Masyarakat Indonesia masih menganut budaya patriarki di berbagai daerah, terutama di daerah pedesaan. Budaya patriarki merupakan budaya dimana lelaki mempunyai kedudukan lebih tinggi dari wanita. Dalam budaya ini, ada perbedaan yang jelas mengenai tugas dan peranan wanita dan lelaki dalam kehidupan bermasyarakat, khususnya dalam keluarga.

Laki-laki sebagai pemimpin atau kepala keluarga memiliki otoritas yang meliputi kontrol terhadap sumber daya ekonomi, dan suatu pembagian kerja secara seksual dalam keluarga. hal ini menyebabkan wanita memiliki akses yang lebih sedikit di sektor publik dibandingkan lelaki.

Menyandang status janda dalam budaya partriarki dianggap masyarakat sebagai sesuatu yang menyimpang dari norma masyarakat, disaat selayaknya suami didampingi oleh istri merupakan suatu hal yang menjadi keharusan.

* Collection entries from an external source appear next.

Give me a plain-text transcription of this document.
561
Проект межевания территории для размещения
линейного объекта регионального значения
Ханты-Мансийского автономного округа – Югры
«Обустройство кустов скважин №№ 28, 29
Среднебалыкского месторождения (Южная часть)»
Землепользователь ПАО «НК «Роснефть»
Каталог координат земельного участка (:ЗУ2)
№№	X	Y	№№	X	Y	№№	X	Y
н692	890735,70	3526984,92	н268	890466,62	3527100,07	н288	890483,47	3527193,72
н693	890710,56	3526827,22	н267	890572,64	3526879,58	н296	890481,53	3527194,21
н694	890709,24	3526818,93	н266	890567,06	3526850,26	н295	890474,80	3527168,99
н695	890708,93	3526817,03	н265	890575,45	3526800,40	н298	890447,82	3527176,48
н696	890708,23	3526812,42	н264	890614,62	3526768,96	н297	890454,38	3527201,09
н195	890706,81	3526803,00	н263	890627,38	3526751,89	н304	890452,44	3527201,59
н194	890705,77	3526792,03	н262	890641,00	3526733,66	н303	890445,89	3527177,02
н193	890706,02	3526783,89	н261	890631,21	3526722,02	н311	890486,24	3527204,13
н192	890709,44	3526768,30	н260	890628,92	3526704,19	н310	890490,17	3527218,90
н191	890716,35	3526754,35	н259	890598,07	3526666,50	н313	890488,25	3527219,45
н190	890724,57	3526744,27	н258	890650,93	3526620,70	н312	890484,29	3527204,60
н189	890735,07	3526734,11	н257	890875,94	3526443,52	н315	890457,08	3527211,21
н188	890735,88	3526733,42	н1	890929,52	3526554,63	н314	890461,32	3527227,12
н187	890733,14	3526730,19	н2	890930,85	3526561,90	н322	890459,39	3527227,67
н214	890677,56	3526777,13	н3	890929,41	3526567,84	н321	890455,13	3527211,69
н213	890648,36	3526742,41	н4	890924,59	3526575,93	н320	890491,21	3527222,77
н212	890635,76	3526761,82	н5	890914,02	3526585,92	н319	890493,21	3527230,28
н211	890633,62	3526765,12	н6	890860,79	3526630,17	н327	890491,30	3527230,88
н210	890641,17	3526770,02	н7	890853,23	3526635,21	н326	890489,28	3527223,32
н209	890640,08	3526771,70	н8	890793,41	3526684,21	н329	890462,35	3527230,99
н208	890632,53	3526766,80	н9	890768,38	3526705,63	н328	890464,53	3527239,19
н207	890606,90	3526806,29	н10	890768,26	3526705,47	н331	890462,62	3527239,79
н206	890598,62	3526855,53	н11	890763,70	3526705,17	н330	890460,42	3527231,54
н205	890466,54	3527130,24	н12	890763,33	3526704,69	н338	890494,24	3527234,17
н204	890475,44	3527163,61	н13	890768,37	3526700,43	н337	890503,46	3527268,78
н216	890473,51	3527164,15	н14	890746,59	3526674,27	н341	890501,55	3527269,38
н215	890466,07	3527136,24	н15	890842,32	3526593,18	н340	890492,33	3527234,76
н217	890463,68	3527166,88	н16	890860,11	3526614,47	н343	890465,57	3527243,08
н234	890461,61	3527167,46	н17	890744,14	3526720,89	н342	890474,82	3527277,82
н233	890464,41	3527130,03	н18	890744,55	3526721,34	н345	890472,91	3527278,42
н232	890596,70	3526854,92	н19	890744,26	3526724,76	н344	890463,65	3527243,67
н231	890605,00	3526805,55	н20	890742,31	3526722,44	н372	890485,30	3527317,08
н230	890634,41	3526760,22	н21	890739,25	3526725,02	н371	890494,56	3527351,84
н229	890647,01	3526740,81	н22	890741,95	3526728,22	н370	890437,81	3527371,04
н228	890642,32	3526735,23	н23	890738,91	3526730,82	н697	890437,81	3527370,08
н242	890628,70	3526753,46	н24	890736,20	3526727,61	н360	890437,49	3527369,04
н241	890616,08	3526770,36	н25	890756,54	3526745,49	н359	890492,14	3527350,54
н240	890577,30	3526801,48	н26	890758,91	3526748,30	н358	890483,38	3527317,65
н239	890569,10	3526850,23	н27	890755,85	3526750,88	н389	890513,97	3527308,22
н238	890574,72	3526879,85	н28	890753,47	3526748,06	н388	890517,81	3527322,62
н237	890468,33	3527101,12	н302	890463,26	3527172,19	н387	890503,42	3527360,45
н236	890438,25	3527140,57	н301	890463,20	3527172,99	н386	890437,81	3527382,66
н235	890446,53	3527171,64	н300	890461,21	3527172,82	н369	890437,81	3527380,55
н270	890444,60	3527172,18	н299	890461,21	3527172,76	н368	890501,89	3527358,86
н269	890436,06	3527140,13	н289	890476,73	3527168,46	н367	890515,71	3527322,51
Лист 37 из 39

Adanya perceraian membuat suami atau istri memiliki peran ganda sebagai orang tua tunggal (singel parent).

Setelah berpisah dengan suami, wanita seringkali menanggung beban mental atau psikologis terutama dalam menghadapi lingkungan pergaulannya. Beban psikologis yang akan dihadapi janda meliputi tidak adanya rasa aman dalam kehidupan dirinya dan juga anak-anak, serta cap negatif yang melekat padanya bila ia mengambil keputusan untuk menjadi seorang janda.

Wanita yang menjadi janda dalam usia muda atau dikenal dengan janda kembang memiliki beban psikologis yang lebih berat. Dalam hubungan sosial, ia harus menjaga sikap karena statusnya membuat ia tidak sebebas wanita lain yang belum menikah. Masyarakat akan menstigmasi dirinya sebagai perempuan penggoda.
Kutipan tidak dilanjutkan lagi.